Now to find out what absolute madness this arrest was.
Rainer's Match
Lachesis amused herself trying to wriggle her wrists enough so she could twiddle her thumbs, but it proved too painful a challenge.
“Was beating the crap out of me really necessary?” she asked nobody in particular. They couldn’t hear her through the mute-screen. She started to count the threads in the cot’s fabric for something to do, then figure out what kind of sheep the fiber had come from, and what it’d been dyed with.
It might have been a few hours, it might have been fifteen minutes, until Gribbons re-appeared, this time with another officer in tow.
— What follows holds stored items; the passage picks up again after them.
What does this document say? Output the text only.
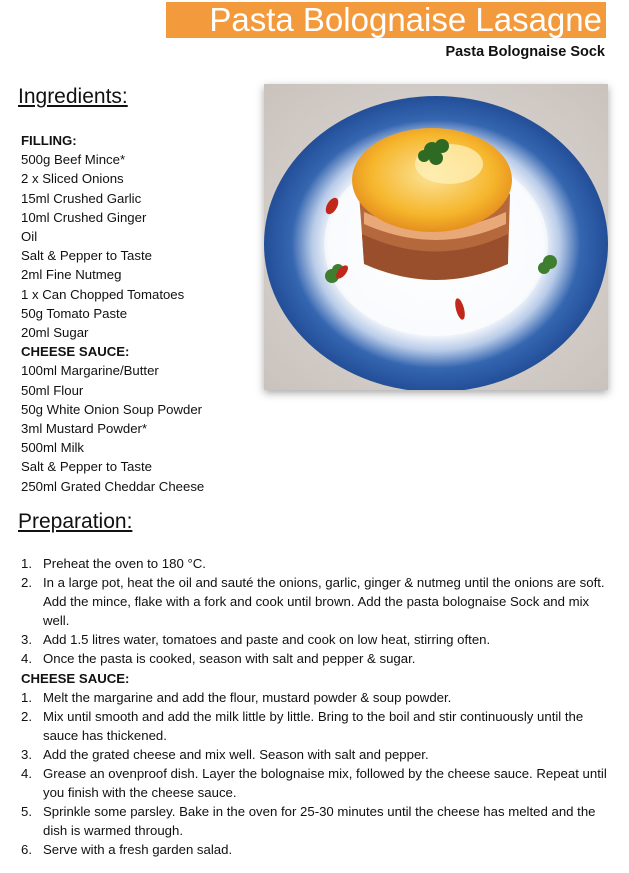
Pasta Bolognaise Lasagne
Pasta Bolognaise Sock
Ingredients:
FILLING:
500g Beef Mince*
2 x Sliced Onions
15ml Crushed Garlic
10ml Crushed Ginger
Oil
Salt & Pepper to Taste
2ml Fine Nutmeg
1 x Can Chopped Tomatoes
50g Tomato Paste
20ml Sugar
CHEESE SAUCE:
100ml Margarine/Butter
50ml Flour
50g White Onion Soup Powder
3ml Mustard Powder*
500ml Milk
Salt & Pepper to Taste
250ml Grated Cheddar Cheese
Preparation:
1. Preheat the oven to 180 °C.
2. In a large pot, heat the oil and sauté the onions, garlic, ginger & nutmeg until the onions are soft. Add the mince, flake with a fork and cook until brown. Add the pasta bolognaise Sock and mix well.
3. Add 1.5 litres water, tomatoes and paste and cook on low heat, stirring often.
4. Once the pasta is cooked, season with salt and pepper & sugar.
CHEESE SAUCE:
1. Melt the margarine and add the flour, mustard powder & soup powder.
2. Mix until smooth and add the milk little by little. Bring to the boil and stir continuously until the sauce has thickened.
3. Add the grated cheese and mix well. Season with salt and pepper.
4. Grease an ovenproof dish. Layer the bolognaise mix, followed by the cheese sauce. Repeat until you finish with the cheese sauce.
5. Sprinkle some parsley. Bake in the oven for 25-30 minutes until the cheese has melted and the dish is warmed through.
6. Serve with a fresh garden salad.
She recognized him from the previous day: he’d been the male Commander who hadn’t given his name. He had the three bars on his sleeves, the Operations emblem, and a star medallion she didn’t recognize. About Rainer’s height, fit under his uniform, reasonably good looking. Exactly what she’d have expected from a high-ranking human officer. Didn’t have Rainer’s presence, but Rainer’s presence was like an uninvited boulder that had just crashed downhill, or the oppressive humidity of a steam room.
He placed his palm on the scanner, and the mute-screen dissolved, and the magnetic bars parted.
A vent fan to her left started to blow gently. It pushed the Commander’s scent downwind.
“Lachesis,” he said as he stepped into the cell. “I’m Commander Bennett, NightPiercer’s First Officer. Let’s talk about your situation.”